HessenFilm und Medien GmbH

Marktplatz Drehbuch auf dem Filmfestival Max Ophüls Preis

Unsere drei vielversprechenden Talente im Porträt

Christoph Oliver Strunck © MFG Baden-Württemberg

Claudia Linke

Behrooz Karamizade

Der Markplatz Drehbuch ist eine feste Instanz im Rahmenprogramm des Max Ophüls Preises und fand auch 2019 wieder in Kooperation der HessenFilm mit der MFG Filmförderung Baden-Württemberg und dem Kuratorium junger deutscher Film statt. Junge Drehbuchautor*innen haben wieder ihre aktuellen Spielfilmstoffe gepitcht und sich anschließend mit Produzent*innen und Filmverwerter*innen ausgetauscht.

Die Teilnehmer*innen und ihre Drehbücher stellen wir hier vor:

 

Christoph Oliver Strunck
Christoph Oliver Strunck ist gebürtiger Hesse und stammt aus der Wetterau. Nach seinem Studium an der Hochschule für Fernsehen und Film in München etablierte er sich als erfolgreicher Produzent. Bei über 15 preisgekrönten Kurz- und Spielfilmen wie Mondmann und Tage Die Bleiben wirkte er mit. Nach knapp zehn Jahren Filmproduktion in Berlin, München und Prag ist er in das Rhein-Main-Gebiet zurückgekehrt und arbeitet erfolgreich als Regisseur und Autor. Sein erster Kurzspielfilm Der Dritte König tourt derzeit erfolgreich durch die Festivalszene und gewann bisher mehr als ein Dutzend internationale Auszeichnungen. Darunter zählen Preise beim Bermuda International Film Festival sowie beim New York Shorts International Film Festival.

Son of Elvis
Die Tragikomödie Son of Elvis erzählt die Geschichte von Gerd Dönges, der als abgehalfterter Glücksspieler und Hochzeitszelebrant nach nunmehr 30 Jahren in die Wetterau zu seiner Mutter zurückkehrt. Hier will er sich endlich vom Lügenkonstrukt Sohn von Elvis zu sein befreien.


Claudia Linke
Claudia Linke absolvierte eine Ausbildung als Mediengestalterin im Bereich Bild und Ton. Ihr Interesse für Film vertiefte sie anschließend an der Kunsthochschule für Medien Köln und schloss dort erfolgreich mit einem Diplom im Schwerpunkt Regie und Drehbuch ab. Danach sammelte sie Erfahrung als Cutterin und 2. Regieassistenz bei Kinofilmen wie 13 Semester und Ausgerechnet Sibirien. Ihr eigens produzierter Kurzfilm Vater Unser, bei dem sie selbst Regie, Buch und Schnitt übernahm, feierte auf dem Filmfestival Max Ophüls Preis Premiere.

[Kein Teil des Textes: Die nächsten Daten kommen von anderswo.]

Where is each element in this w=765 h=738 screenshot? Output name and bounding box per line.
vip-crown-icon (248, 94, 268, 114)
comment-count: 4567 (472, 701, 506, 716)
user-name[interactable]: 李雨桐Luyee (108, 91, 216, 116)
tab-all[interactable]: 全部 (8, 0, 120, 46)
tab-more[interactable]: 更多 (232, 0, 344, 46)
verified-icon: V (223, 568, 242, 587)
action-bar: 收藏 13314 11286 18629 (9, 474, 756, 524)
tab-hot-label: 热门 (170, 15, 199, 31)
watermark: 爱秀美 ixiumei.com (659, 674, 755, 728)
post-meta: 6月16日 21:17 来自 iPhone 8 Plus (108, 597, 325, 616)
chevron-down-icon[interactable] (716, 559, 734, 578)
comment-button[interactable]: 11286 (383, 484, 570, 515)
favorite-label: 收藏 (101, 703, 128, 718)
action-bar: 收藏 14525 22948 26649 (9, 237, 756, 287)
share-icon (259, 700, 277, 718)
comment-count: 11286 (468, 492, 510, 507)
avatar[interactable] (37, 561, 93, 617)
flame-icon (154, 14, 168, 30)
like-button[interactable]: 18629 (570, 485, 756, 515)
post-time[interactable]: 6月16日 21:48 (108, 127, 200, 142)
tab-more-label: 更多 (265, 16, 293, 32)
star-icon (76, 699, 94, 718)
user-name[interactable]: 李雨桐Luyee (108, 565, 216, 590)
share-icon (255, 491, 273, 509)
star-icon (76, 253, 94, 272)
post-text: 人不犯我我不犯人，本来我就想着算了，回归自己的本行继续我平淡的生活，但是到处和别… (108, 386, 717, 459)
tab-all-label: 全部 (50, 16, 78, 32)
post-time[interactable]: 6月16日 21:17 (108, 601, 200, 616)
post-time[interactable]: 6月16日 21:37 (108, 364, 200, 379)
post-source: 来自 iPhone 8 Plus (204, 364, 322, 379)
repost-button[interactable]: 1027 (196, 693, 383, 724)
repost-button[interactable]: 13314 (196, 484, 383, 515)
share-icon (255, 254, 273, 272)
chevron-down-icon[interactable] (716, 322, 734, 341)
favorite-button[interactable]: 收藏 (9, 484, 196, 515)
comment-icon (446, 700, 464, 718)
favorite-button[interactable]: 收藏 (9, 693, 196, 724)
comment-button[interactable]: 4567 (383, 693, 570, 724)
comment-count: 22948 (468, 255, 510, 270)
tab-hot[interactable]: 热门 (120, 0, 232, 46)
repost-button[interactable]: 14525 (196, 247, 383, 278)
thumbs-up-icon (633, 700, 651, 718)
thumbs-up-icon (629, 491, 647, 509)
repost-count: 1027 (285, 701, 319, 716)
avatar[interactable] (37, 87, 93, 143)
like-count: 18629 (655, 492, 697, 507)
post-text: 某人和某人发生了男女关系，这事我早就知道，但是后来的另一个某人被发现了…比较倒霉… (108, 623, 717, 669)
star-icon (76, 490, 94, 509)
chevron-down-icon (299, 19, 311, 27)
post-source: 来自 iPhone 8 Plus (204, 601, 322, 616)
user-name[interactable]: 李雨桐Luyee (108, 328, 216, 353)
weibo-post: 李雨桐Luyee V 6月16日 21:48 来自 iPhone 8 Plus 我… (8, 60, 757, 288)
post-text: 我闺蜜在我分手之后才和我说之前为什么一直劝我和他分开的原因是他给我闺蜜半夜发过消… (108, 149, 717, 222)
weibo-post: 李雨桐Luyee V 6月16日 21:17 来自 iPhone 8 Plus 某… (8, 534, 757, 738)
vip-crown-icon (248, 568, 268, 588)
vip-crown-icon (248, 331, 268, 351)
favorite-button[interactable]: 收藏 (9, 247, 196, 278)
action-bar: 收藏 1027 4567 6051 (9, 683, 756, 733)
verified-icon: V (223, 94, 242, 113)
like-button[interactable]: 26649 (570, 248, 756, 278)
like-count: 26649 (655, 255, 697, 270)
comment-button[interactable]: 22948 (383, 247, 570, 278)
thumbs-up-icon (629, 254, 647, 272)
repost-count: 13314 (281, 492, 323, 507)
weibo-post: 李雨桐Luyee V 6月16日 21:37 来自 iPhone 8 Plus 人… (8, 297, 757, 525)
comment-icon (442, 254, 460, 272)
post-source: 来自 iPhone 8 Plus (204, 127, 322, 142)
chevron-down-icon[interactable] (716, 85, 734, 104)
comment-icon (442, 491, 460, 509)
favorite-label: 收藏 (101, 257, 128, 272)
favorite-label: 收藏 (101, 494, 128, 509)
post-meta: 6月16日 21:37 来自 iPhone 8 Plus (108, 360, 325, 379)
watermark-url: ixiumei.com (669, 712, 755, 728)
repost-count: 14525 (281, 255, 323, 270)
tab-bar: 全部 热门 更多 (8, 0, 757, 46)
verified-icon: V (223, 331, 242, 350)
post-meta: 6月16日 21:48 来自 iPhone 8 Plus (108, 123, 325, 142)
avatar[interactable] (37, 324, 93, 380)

Für die Entwicklung des Drehbuchs Auszeit, das sie als Regisseurin selbst verwirklichen möchte, erhielt sie Drehbuchförderung der HessenFilm.

Auszeit
In Auszeit treffen der 26-jährige Medizinstudent Tim und der 59-jährige Architekt Jakob in einer Klinik aufeinander. Tim leidet an starken Tinnitusanfällen und Jakob kämpft mit den Nachwirkungen seines Herzinfarktes. Zwischen den Männern entwickelt sich eine Freundschaft, die heilsamer als jede Therapie zu sein scheint.


Behrooz Karamizade
Von 2005 bis 2013 studierte Behrooz Karamizade Filmregie an der Kunsthochschule Kassel. Seine ersten Kurzfilme liefen bei über 200 Festivals wie dem Montreal World Film Festival und dem International Filmfestival Rotterdam und wurden mit zahlreichen Preisen ausgezeichnet. Seit 2007 realisiert er neben Kurzfilmen auch diverse Dokumentarfilme wie Kindsein im Iran und Der Goldene Spatz – Hinter den Kulissen des größten Kindermedienfestivals Deutschlands. Sein Kurzspielfilm Bahar im Wunderland gewann über 20 Preise wie den Deutschen Menschenrechts Filmpreis und wurde auf arte ausgestrahlt.

Leere Netze

Leere Netze erzählt die Geschichte des jungen Iraners Hamid. Er sehnt sich danach Narges, die Liebe seines Lebens, heiraten zu können, doch seine finanziellen Mittel reichen nicht aus. Er beginnt als Fischer am kaspischen Meer zu arbeiten. Als die Saison schlecht läuft und in den Netzen mehr Müll als Fische an Land gezogen werden, schließt sich Hamid illegalen Stör-Wilderern an, um seinen Traum von der Hochzeit zu verwirklichen. Leere Netze wird Behrooz Karamizades Debütfilm.